Il la regarda enfin vraiment. Il y avait dans ses yeux une douleur brute, mais aussi quelque chose de plus tendre – une fissure dans la colère.
— J'ai besoin de temps, dit-il. Pas de distance, de temps. Je ne peux pas effacer ce qui s'est passé en une soirée. Mais je ne te dis pas adieu.
Il tendit la main, sans la toucher, juste à quelques centimètres de son visage.
— Pour Surrey Bridge, c'est demain. Il y a une chance que je ne revienne pas. Je ne veux pas que ce soit sur une dispute.
Sa voix se brisa et Maggie sentit ses propres larmes monter.
— Je t'attendrai, murmura-t-elle.
— Je veux croire que oui, dit-il. Mais je ne te promets rien. Pas encore.
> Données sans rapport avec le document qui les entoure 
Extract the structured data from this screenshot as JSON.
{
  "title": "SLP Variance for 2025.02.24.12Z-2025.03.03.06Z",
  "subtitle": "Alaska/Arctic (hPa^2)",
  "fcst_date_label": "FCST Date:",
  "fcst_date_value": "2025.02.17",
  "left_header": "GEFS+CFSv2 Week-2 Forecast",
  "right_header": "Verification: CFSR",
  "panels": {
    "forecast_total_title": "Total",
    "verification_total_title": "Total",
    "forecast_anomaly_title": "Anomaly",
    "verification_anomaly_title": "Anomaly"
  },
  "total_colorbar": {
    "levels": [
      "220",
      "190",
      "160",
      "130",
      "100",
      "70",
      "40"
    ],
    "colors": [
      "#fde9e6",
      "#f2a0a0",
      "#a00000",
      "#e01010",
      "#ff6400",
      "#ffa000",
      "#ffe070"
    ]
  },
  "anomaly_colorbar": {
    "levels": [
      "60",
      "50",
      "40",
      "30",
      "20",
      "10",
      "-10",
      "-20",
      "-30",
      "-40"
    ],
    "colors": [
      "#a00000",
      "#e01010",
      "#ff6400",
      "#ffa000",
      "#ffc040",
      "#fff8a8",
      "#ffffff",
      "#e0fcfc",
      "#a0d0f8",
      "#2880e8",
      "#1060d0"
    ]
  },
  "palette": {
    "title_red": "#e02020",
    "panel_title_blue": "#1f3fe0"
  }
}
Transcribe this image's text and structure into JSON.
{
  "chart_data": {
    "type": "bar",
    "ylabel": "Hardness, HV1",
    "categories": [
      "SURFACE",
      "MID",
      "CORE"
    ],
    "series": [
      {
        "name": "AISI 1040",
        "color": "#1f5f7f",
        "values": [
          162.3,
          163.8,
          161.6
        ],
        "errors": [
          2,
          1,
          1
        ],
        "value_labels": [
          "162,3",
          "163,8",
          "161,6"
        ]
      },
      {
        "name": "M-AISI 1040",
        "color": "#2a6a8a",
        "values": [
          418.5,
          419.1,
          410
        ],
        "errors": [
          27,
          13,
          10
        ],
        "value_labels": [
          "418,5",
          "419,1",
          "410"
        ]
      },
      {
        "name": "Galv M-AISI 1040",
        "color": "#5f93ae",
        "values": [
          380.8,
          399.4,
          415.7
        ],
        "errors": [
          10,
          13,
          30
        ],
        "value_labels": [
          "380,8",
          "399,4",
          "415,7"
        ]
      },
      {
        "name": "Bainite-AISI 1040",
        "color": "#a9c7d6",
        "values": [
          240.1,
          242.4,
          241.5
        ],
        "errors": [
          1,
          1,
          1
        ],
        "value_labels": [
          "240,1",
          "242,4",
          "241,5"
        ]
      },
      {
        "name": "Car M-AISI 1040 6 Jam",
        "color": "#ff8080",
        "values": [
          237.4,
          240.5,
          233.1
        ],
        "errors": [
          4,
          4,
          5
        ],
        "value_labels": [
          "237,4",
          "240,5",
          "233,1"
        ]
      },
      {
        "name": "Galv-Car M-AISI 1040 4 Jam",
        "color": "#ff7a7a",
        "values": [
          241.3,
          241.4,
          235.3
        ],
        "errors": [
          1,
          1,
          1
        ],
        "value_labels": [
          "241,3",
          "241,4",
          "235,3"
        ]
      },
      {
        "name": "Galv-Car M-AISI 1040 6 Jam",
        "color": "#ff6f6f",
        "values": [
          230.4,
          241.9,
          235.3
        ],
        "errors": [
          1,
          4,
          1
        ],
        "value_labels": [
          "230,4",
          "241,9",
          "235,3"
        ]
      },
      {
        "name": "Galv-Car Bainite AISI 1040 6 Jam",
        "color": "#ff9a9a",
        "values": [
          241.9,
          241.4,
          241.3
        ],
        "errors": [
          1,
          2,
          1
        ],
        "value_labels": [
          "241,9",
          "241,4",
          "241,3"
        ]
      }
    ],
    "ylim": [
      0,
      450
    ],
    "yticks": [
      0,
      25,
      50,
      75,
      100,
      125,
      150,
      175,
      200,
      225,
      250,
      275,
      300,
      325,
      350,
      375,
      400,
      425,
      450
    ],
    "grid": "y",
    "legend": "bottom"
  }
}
Il tourna les talons et descendit les escaliers, laissant Maggie seule devant sa porte, la lettre toujours froissée dans sa main, la promesse d'attente suspendue dans l'air humide de l'après-midi.
Elle entra chez elle, ferma la porte, s'y adossa. Son regard tomba sur l'enveloppe de Mrs Elliott, toujours dissimulée, la médaille allemande à l'intérieur. Thomas ne savait rien de cette dernière vérité. Et elle venait de comprendre, avec une certitude glaciale, qu'elle devait la lui dire avant Surrey Bridge – peu importe le prix.
Elle rouvrit l'enveloppe, sortit la médaille. Dans le silence de la pièce vide, elle sut que sa confession n'était pas complète. Elle n'avait peut-être plus qu'un jour pour achever ce qu'elle avait commencé.